A dívida dos EUA ultrapassou US$ 40 trilhões pela primeira vez, aumentando a preocupação com a trajetória fiscal americana em um momento de taxas elevadas dos Treasuries e maior custo de financiamento para o governo.
No início de 2022, o endividamento público estava em aproximadamente US$ 30 trilhões. Desde então, avançou em meio à manutenção de déficits elevados.
A pressão é ampliada pelo nível dos juros, que eleva o custo necessário para financiar o próprio governo americano.
Quanto os Estados Unidos já gastaram com juros?
No ano fiscal de 2026, as despesas com juros já somam US$ 1,17 trilhão, alta de 15%.
Quanto maior a taxa exigida pelos investidores para financiar a dívida dos EUA, maior tende a ser o volume de recursos destinado ao serviço desse endividamento.
O roteiro aponta o risco de formação de um ciclo em que juros mais altos aumentam o déficit e a necessidade de novas emissões.
Ao mesmo tempo, investidores podem exigir prêmios ainda maiores para financiar o governo.
Por que os Treasuries entraram no centro da preocupação?
A parte longa da curva americana vem registrando taxas elevadas.
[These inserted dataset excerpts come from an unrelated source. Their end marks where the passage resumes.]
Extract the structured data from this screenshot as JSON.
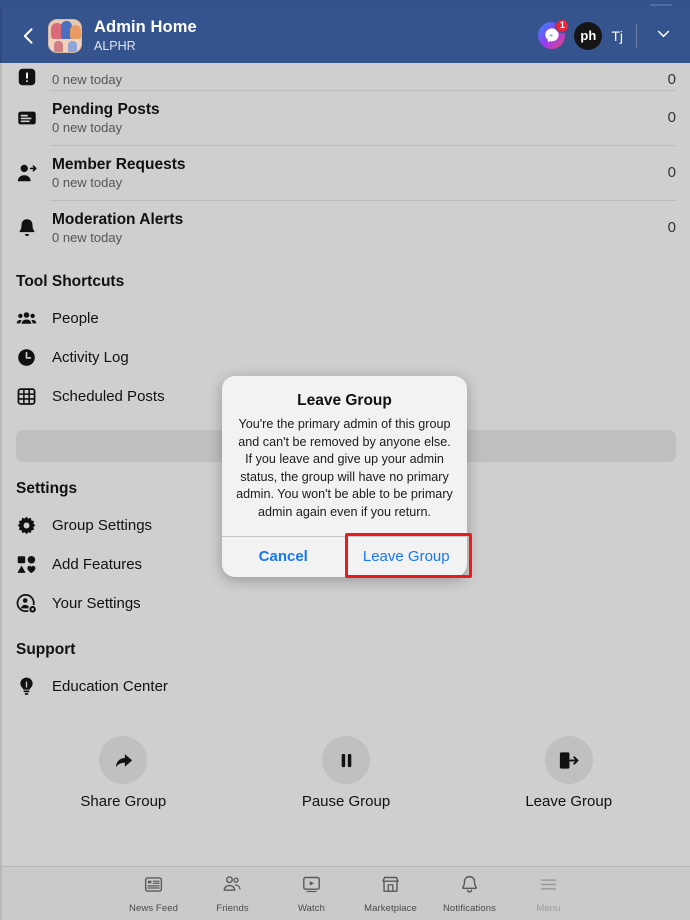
{
  "header": {
    "back_icon": "chevron-left-icon",
    "group_avatar_icon": "group-avatar-image",
    "title": "Admin Home",
    "subtitle": "ALPHR",
    "messenger_icon": "messenger-icon",
    "messenger_badge": "1",
    "user_avatar_text": "ph",
    "user_name": "Tj",
    "chevron_icon": "chevron-down-icon"
  },
  "alerts": [
    {
      "icon": "exclamation-box-icon",
      "title": "",
      "subtitle": "0 new today",
      "count": "0",
      "clipped": true
    },
    {
      "icon": "pending-posts-icon",
      "title": "Pending Posts",
      "subtitle": "0 new today",
      "count": "0",
      "clipped": false
    },
    {
      "icon": "member-requests-icon",
      "title": "Member Requests",
      "subtitle": "0 new today",
      "count": "0",
      "clipped": false
    },
    {
      "icon": "bell-icon",
      "title": "Moderation Alerts",
      "subtitle": "0 new today",
      "count": "0",
      "clipped": false
    }
  ],
  "tool_shortcuts": {
    "heading": "Tool Shortcuts",
    "items": [
      {
        "icon": "people-icon",
        "label": "People"
      },
      {
        "icon": "clock-icon",
        "label": "Activity Log"
      },
      {
        "icon": "calendar-grid-icon",
        "label": "Scheduled Posts"
      }
    ]
  },
  "settings": {
    "heading": "Settings",
    "items": [
      {
        "icon": "gear-icon",
        "label": "Group Settings"
      },
      {
        "icon": "shapes-icon",
        "label": "Add Features"
      },
      {
        "icon": "person-gear-icon",
        "label": "Your Settings"
      }
    ]
  },
  "support": {
    "heading": "Support",
    "items": [
      {
        "icon": "lightbulb-icon",
        "label": "Education Center"
      }
    ]
  },
  "actions": [
    {
      "icon": "share-arrow-icon",
      "label": "Share Group"
    },
    {
      "icon": "pause-icon",
      "label": "Pause Group"
    },
    {
      "icon": "exit-door-icon",
      "label": "Leave Group"
    }
  ],
  "bottom_nav": [
    {
      "icon": "news-feed-icon",
      "label": "News Feed",
      "dim": false
    },
    {
      "icon": "friends-icon",
      "label": "Friends",
      "dim": false
    },
    {
      "icon": "watch-icon",
      "label": "Watch",
      "dim": false
    },
    {
      "icon": "marketplace-icon",
      "label": "Marketplace",
      "dim": false
    },
    {
      "icon": "notifications-bell-icon",
      "label": "Notifications",
      "dim": false
    },
    {
      "icon": "hamburger-menu-icon",
      "label": "Menu",
      "dim": true
    }
  ],
  "modal": {
    "title": "Leave Group",
    "text": "You're the primary admin of this group and can't be removed by anyone else. If you leave and give up your admin status, the group will have no primary admin. You won't be able to be primary admin again even if you return.",
    "cancel_label": "Cancel",
    "confirm_label": "Leave Group"
  },
  "colors": {
    "header_blue": "#35538c",
    "page_background": "#cfcfcf",
    "link_blue": "#1877f2",
    "highlight_red": "#e81c1c",
    "badge_red": "#e8283c"
  }
}
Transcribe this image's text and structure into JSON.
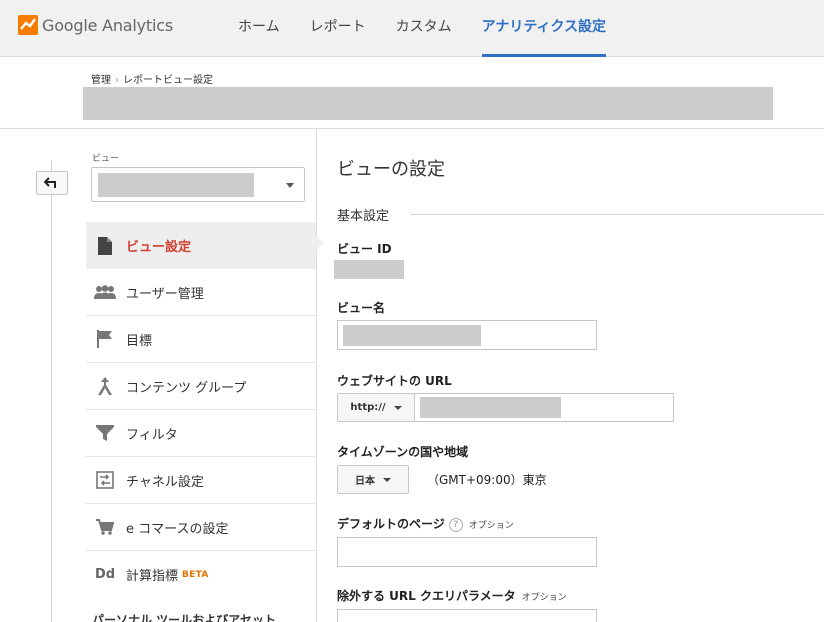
{
  "app": {
    "brand": "Google Analytics",
    "brand_colors": {
      "logo_orange": "#f57c00",
      "logo_dark": "#e65100"
    }
  },
  "nav": {
    "items": [
      {
        "label": "ホーム"
      },
      {
        "label": "レポート"
      },
      {
        "label": "カスタム"
      },
      {
        "label": "アナリティクス設定",
        "active": true
      }
    ]
  },
  "breadcrumb": {
    "root": "管理",
    "separator": "›",
    "current": "レポートビュー設定"
  },
  "view_selector": {
    "label": "ビュー"
  },
  "sidebar": {
    "items": [
      {
        "label": "ビュー設定",
        "icon": "document-icon",
        "active": true
      },
      {
        "label": "ユーザー管理",
        "icon": "people-icon"
      },
      {
        "label": "目標",
        "icon": "flag-icon"
      },
      {
        "label": "コンテンツ グループ",
        "icon": "content-group-icon"
      },
      {
        "label": "フィルタ",
        "icon": "filter-icon"
      },
      {
        "label": "チャネル設定",
        "icon": "channel-icon"
      },
      {
        "label": "e コマースの設定",
        "icon": "cart-icon"
      },
      {
        "label": "計算指標",
        "icon": "dd-icon",
        "badge": "BETA"
      }
    ],
    "cut_off_label": "パーソナル ツールおよびアセット"
  },
  "panel": {
    "title": "ビューの設定",
    "section": "基本設定",
    "fields": {
      "view_id_label": "ビュー ID",
      "view_name_label": "ビュー名",
      "website_url_label": "ウェブサイトの URL",
      "protocol": "http://",
      "timezone_label": "タイムゾーンの国や地域",
      "country": "日本",
      "timezone": "（GMT+09:00）東京",
      "default_page_label": "デフォルトのページ",
      "default_page_help": "?",
      "default_page_optional": "オプション",
      "exclude_params_label": "除外する URL クエリパラメータ",
      "exclude_params_optional": "オプション"
    }
  },
  "colors": {
    "accent": "#2d6fc5",
    "active_menu": "#d23f31",
    "beta": "#e37400",
    "redaction": "#cccccc"
  }
}
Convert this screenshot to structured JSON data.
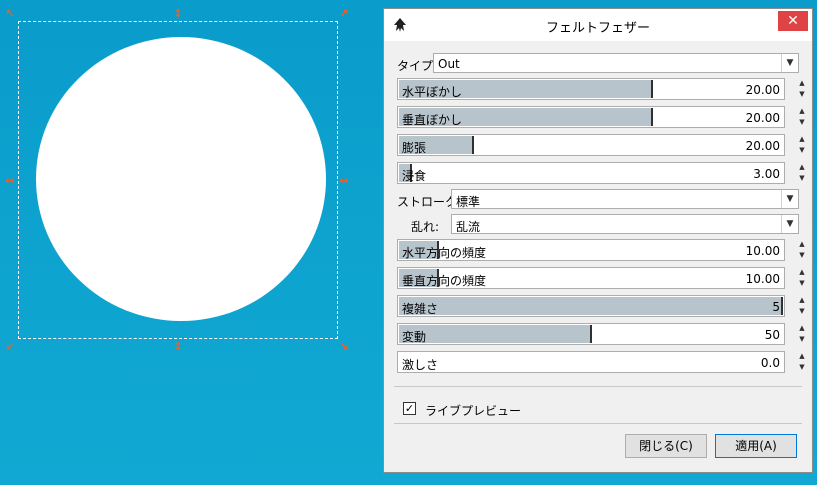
{
  "dialog": {
    "title": "フェルトフェザー",
    "close_label": "✕",
    "type_label": "タイプ:",
    "type_value": "Out",
    "stroke_label": "ストローク:",
    "stroke_value": "標準",
    "turbulence_label": "乱れ:",
    "turbulence_value": "乱流",
    "sliders": [
      {
        "name": "水平ぼかし",
        "value": "20.00",
        "level": 0.66
      },
      {
        "name": "垂直ぼかし",
        "value": "20.00",
        "level": 0.66
      },
      {
        "name": "膨張",
        "value": "20.00",
        "level": 0.19
      },
      {
        "name": "浸食",
        "value": "3.00",
        "level": 0.03
      },
      {
        "name": "水平方向の頻度",
        "value": "10.00",
        "level": 0.1
      },
      {
        "name": "垂直方向の頻度",
        "value": "10.00",
        "level": 0.1
      },
      {
        "name": "複雑さ",
        "value": "5",
        "level": 1.0
      },
      {
        "name": "変動",
        "value": "50",
        "level": 0.5
      },
      {
        "name": "激しさ",
        "value": "0.0",
        "level": 0.0
      }
    ],
    "live_preview_label": "ライブプレビュー",
    "live_preview_checked": true,
    "close_button": "閉じる(C)",
    "apply_button": "適用(A)"
  },
  "colors": {
    "canvas_bg": "#0ea3cc",
    "handle": "#e8622c",
    "slider_fill": "#b8c4cc",
    "close_button_bg": "#e04343"
  }
}
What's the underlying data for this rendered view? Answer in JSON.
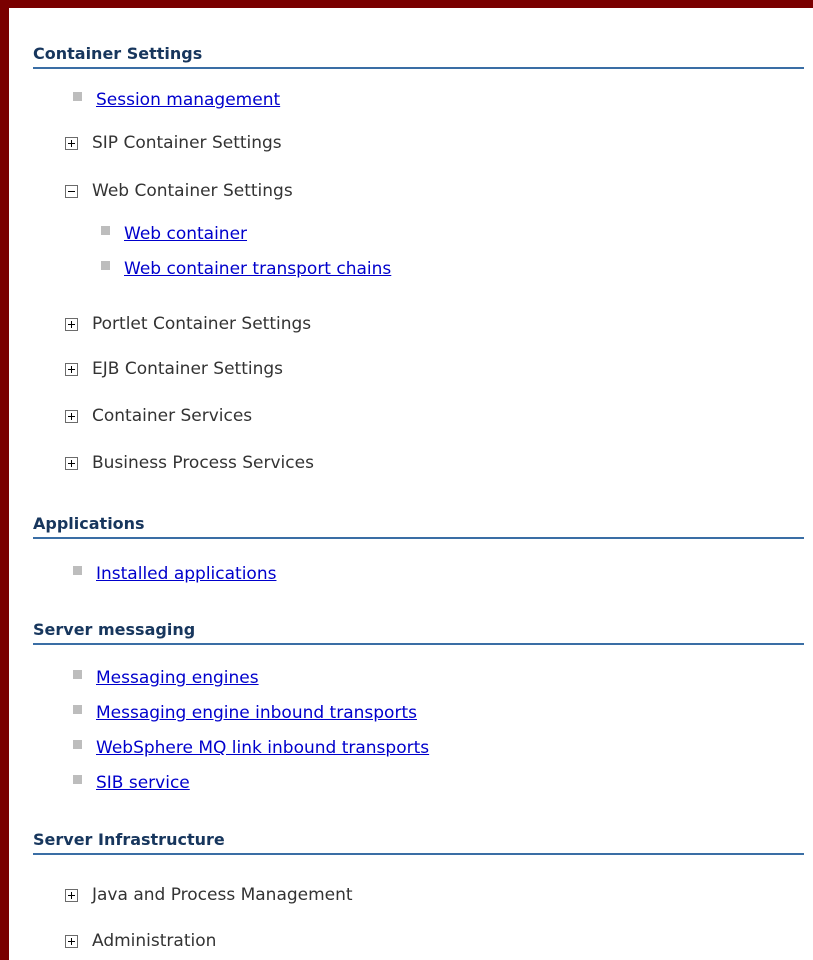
{
  "sections": {
    "container_settings": {
      "title": "Container Settings",
      "session_management": "Session management",
      "sip_container_settings": "SIP Container Settings",
      "web_container_settings": "Web Container Settings",
      "web_container": "Web container",
      "web_container_transport_chains": "Web container transport chains",
      "portlet_container_settings": "Portlet Container Settings",
      "ejb_container_settings": "EJB Container Settings",
      "container_services": "Container Services",
      "business_process_services": "Business Process Services"
    },
    "applications": {
      "title": "Applications",
      "installed_applications": "Installed applications"
    },
    "server_messaging": {
      "title": "Server messaging",
      "messaging_engines": "Messaging engines",
      "messaging_engine_inbound_transports": "Messaging engine inbound transports",
      "websphere_mq_link_inbound_transports": "WebSphere MQ link inbound transports",
      "sib_service": "SIB service"
    },
    "server_infrastructure": {
      "title": "Server Infrastructure",
      "java_and_process_management": "Java and Process Management",
      "administration": "Administration"
    }
  },
  "colors": {
    "frame": "#7a0000",
    "section_title": "#17365d",
    "section_rule": "#3a6ea5",
    "link": "#0000cc"
  }
}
O Treasury de 30 anos chegou a superar 5,30%, maior patamar desde 2007, antes de recuar para perto de 5,20% após o Tesouro anunciar uma ampliação das recompras de títulos de longo prazo.
A iniciativa trouxe alívio imediato, mas não eliminou as preocupações relacionadas às contas públicas.
O que pode continuar pressionando a dívida dos EUA?
A principal questão apontada pelo roteiro é a combinação entre déficits elevados, necessidade de novas emissões e juros maiores.
As recompras promovidas pelo Tesouro podem melhorar temporariamente a liquidez do mercado, mas parte dos investidores considera que a medida não resolve os fatores estruturais que pressionam a curva.
O comportamento dos juros de longo prazo permanece, portanto, como uma variável importante para a avaliação do custo da dívida americana.